Gearbox data warehouse running on Amazon Redshift was part of a complex stack:
- Archive data is flattened into JSON rows via Elastic Map Reduce.
- ETL job checks data files for new attributes, then adds attributes as a new column in target table.
- JSON data is parsed (by Redshift) into target table. JSON source, with a table for each type of event generated by the game.
- The original state has no optimizations for columnar storage.
The existing Redshift ingestion process and database design at Gearbox could not scale to the 20TB per day of raw source data. Load performance was inadequate. The disk footprint in Redshift was too large. Handling of new attributes challenged the original design. Historical queries were unacceptably slow. This raised general questions about cost, performance and staffing.

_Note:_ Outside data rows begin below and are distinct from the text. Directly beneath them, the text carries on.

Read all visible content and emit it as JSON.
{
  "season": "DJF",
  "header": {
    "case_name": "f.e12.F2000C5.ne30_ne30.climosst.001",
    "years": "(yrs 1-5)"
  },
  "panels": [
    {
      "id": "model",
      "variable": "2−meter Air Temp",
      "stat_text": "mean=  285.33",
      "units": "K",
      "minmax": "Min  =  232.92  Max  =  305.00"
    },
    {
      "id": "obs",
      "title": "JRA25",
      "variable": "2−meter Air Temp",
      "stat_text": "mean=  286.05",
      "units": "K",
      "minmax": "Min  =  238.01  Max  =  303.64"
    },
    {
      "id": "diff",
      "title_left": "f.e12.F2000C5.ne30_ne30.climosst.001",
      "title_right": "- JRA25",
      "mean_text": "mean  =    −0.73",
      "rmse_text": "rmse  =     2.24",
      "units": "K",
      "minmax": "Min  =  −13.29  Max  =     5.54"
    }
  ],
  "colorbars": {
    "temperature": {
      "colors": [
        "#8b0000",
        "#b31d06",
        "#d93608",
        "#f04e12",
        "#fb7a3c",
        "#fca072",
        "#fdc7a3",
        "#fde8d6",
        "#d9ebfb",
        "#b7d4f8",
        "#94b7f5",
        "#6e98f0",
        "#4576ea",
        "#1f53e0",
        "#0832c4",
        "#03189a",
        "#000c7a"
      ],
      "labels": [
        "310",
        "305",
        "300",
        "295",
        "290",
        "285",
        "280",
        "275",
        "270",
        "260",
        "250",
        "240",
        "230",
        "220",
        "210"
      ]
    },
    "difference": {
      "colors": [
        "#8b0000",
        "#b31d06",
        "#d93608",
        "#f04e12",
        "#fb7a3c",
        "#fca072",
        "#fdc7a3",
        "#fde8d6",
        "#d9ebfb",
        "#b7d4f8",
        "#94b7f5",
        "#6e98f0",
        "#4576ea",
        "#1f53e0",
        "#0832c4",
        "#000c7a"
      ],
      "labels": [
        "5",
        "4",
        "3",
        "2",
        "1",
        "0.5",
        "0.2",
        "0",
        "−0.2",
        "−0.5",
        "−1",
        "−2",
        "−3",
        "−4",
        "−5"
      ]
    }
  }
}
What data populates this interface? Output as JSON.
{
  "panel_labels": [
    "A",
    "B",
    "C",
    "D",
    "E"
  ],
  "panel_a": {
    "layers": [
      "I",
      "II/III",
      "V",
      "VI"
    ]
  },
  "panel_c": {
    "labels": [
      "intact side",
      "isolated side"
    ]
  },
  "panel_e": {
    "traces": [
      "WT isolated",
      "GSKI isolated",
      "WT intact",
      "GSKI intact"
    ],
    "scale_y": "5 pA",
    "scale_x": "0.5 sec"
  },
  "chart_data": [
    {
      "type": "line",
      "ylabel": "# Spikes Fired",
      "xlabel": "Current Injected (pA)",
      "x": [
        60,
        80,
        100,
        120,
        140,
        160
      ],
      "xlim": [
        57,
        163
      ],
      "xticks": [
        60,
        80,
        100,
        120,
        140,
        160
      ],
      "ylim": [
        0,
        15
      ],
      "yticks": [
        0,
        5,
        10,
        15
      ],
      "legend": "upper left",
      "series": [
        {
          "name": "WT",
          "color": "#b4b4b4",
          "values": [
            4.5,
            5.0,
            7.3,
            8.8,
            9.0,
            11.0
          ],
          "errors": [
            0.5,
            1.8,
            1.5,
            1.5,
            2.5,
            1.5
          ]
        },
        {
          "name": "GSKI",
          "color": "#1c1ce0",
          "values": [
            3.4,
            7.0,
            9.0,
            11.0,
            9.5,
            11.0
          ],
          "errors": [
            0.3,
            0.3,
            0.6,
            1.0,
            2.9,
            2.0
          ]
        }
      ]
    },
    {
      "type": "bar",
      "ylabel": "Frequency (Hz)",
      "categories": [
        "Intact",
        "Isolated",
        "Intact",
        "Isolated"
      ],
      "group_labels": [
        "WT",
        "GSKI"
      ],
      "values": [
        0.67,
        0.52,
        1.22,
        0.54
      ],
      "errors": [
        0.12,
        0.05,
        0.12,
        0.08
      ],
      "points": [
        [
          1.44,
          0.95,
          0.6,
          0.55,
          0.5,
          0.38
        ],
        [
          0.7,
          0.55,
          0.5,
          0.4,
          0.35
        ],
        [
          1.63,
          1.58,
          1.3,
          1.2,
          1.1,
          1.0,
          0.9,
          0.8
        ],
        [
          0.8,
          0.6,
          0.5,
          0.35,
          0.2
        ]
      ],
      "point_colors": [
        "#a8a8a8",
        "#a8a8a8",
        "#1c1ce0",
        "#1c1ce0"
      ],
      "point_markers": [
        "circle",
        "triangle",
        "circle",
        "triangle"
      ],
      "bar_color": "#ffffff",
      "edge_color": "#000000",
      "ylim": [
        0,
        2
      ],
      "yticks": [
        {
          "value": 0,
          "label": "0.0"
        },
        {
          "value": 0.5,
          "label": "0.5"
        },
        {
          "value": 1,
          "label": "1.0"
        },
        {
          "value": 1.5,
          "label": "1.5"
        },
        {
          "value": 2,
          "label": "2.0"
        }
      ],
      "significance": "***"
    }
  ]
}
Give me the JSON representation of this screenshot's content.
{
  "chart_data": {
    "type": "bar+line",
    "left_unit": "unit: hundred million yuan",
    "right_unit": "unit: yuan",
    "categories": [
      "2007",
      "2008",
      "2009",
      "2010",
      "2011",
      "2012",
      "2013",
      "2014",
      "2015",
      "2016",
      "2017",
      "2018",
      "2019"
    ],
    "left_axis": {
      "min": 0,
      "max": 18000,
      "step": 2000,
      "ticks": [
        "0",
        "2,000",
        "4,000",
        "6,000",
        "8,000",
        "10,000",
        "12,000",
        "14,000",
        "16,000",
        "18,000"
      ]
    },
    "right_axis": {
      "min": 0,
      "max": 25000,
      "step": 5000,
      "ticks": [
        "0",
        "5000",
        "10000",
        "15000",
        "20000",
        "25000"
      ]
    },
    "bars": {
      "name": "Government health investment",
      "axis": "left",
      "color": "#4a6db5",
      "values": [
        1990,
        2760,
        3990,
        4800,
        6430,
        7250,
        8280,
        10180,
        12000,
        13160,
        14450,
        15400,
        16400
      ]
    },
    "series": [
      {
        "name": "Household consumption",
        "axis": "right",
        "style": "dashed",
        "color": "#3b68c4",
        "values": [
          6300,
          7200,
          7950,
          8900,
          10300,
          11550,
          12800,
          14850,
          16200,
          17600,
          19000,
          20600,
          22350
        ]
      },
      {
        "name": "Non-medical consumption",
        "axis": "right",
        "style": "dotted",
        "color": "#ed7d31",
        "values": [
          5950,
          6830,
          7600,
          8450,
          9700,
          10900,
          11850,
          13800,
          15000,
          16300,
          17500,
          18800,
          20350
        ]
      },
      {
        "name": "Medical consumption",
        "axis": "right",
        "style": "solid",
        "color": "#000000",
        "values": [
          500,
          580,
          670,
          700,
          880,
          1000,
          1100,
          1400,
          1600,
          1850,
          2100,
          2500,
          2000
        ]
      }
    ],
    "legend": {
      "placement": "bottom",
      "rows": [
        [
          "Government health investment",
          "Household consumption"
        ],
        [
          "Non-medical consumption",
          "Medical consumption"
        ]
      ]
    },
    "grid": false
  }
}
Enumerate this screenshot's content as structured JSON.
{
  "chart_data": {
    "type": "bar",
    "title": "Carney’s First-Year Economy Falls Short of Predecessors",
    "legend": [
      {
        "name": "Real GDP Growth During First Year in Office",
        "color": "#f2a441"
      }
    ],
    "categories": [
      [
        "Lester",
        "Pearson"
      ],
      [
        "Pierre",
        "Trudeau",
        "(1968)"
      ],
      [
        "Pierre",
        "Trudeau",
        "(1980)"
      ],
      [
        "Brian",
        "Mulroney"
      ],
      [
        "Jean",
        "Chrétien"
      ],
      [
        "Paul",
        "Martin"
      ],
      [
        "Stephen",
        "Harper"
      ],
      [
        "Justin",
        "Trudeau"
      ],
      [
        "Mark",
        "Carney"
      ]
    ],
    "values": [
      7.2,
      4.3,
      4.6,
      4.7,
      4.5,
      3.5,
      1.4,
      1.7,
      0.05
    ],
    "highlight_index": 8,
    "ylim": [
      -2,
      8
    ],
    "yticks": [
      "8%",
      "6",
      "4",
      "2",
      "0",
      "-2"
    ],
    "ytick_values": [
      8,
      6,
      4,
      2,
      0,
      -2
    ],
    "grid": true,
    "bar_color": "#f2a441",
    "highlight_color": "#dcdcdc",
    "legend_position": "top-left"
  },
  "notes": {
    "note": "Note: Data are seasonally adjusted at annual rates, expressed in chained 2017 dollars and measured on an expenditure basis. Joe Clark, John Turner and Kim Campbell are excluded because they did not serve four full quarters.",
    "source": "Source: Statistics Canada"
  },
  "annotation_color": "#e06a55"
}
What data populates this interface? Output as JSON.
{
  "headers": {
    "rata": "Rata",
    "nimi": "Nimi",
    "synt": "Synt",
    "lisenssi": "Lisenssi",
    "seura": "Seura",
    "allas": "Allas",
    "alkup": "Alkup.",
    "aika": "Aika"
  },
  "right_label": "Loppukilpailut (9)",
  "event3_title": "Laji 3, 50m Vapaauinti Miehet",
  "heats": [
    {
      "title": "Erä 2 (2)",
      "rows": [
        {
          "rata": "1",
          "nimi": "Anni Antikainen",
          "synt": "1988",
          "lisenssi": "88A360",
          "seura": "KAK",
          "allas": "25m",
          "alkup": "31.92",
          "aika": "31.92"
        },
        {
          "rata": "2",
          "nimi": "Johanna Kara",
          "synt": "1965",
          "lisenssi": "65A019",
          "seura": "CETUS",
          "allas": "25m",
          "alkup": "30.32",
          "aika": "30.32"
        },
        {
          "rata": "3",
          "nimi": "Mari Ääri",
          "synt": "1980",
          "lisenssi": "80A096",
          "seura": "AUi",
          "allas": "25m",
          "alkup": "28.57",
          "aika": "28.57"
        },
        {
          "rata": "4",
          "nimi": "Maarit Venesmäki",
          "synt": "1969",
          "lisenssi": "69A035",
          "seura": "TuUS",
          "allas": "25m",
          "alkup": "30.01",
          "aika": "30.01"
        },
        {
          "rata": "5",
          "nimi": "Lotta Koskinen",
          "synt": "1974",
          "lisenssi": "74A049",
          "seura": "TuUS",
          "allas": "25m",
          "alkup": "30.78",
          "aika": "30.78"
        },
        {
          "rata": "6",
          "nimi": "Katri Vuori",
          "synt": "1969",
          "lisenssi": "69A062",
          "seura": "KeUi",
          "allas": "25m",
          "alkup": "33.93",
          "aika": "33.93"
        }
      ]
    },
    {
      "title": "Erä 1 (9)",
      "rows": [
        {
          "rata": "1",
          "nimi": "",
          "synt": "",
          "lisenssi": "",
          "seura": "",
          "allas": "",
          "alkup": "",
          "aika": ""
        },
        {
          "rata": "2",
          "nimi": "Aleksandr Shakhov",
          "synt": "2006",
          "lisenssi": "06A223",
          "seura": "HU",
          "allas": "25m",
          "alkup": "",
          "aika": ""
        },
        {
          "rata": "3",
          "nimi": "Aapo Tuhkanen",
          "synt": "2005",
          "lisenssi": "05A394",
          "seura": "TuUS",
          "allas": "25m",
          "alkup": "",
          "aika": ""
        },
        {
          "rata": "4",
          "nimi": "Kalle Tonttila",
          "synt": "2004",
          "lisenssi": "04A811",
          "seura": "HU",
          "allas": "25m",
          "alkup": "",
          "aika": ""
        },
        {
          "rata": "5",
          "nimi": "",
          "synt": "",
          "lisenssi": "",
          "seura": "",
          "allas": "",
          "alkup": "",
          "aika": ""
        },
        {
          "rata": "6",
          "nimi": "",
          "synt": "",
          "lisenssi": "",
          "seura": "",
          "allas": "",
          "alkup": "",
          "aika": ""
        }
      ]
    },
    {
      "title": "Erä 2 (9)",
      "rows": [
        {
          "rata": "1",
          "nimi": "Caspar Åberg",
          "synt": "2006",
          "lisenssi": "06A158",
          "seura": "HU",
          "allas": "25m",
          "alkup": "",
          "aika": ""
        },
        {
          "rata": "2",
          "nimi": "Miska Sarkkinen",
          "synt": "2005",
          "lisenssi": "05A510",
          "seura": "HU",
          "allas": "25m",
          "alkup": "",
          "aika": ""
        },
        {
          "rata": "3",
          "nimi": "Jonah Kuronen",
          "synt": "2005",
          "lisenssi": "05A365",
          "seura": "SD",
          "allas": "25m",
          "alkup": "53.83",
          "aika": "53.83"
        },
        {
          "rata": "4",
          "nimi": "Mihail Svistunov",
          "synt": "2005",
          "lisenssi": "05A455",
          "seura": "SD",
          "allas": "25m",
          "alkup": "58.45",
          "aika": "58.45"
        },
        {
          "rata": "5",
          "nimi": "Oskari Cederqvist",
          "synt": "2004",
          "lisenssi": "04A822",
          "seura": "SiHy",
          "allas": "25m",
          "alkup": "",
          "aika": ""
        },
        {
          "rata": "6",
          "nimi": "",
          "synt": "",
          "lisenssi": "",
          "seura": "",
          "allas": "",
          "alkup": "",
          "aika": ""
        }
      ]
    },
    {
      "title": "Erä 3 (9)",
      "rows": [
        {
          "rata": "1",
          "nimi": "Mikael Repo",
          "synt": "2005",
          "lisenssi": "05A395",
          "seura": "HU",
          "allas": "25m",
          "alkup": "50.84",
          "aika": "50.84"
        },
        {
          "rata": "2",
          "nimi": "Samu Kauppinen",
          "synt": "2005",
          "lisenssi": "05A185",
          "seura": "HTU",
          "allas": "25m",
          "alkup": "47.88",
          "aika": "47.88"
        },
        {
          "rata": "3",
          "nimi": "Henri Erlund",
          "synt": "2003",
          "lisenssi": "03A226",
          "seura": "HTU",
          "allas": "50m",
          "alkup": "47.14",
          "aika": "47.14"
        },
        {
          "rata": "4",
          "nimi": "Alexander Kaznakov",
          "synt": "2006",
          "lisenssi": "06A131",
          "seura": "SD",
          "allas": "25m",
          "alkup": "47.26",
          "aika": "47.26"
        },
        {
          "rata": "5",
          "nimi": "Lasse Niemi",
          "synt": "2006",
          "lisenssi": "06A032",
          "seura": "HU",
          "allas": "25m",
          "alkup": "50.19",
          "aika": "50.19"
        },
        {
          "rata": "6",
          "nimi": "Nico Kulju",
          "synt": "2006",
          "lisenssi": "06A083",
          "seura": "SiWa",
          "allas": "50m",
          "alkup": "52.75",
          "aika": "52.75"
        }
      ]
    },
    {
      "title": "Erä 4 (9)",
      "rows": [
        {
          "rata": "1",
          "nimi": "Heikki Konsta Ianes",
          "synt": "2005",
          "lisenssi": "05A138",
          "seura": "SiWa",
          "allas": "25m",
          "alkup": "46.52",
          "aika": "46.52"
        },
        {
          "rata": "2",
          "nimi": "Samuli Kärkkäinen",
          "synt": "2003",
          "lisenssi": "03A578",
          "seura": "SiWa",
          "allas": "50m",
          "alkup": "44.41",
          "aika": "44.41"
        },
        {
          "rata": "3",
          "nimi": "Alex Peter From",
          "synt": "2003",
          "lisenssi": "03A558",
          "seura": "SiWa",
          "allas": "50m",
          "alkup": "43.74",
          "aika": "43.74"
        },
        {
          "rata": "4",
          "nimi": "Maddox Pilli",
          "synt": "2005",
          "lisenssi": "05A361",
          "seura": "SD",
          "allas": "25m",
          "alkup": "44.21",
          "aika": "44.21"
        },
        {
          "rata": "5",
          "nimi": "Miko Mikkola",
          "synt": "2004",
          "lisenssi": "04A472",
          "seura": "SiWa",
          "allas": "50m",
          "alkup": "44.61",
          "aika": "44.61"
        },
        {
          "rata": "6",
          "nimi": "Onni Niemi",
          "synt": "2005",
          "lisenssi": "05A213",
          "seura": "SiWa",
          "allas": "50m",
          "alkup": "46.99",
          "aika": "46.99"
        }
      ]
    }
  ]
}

Full 360 worked with Gearbox to streamline the data model, change the source data format, create a new loader process using ECS, and tune the tables to perform properly. First we identified pros and cons of the initial state. Then we evaluated two new design proposals, Event Based CSV and KVP from CSV.
Our recommendation was KVP from CSV which employed a hybrid storage model giving the following characteristics.
Common data model between cheap and expensive storage
- KVP solution involves creating a DW tier in S3 that is in identical KVP format as Redshift.
- Redshift merely reflects a rolling window subset of the KVP data in S3.
- Hive can be used against S3 KVP data using SQL queries that are very similar to Redshift queries.
- Any question users may have can be answered through either Redshift or Hive.
Not all data is retained in expensive storage
- Redshift is expensive storage compared to S3.
- With event based tables, all data is stored regardless of whether or not it is required by end users. In a production environment this will not scale for longer timeframes.
- In KVP model, only fields that are actually required for analysis are persisted in non-KVP fact tables. While the actual KVP data takes more data storage per day in Redshift, the actual fact tables will be significantly smaller than the event tables in width and volume.
Optimization and performance
- Data loads will perform well because of narrow source data files and CSV format.
- All fact tables will be optimized for end user requirements.
Proposed Solution & Architecture
- Streamline the data model
- Create a new loader process
- KVP tables loaded from CSV source
- Tune Redshift tables
- New Sorting
- New distribution keys
- New field encoding
Architecture & Technology
- Docker Containers
- ECS Fleet
- HFMS / Amazon Elastic Map Reduce
Results, Outcomes & Success Metrics
The creation of a new ingestion process enabled Gearbox to handle the volume of transactions as needed. Full 360 was able to analyze the problem and understand the basic constrains of their design and implementation and are able to expand their capabilities on a going forward basis if needed. Significant price reduction in Redshift spending, increased performance, and satisfied customer.
Gearbox is an American video game development company based in Frisco, Texas.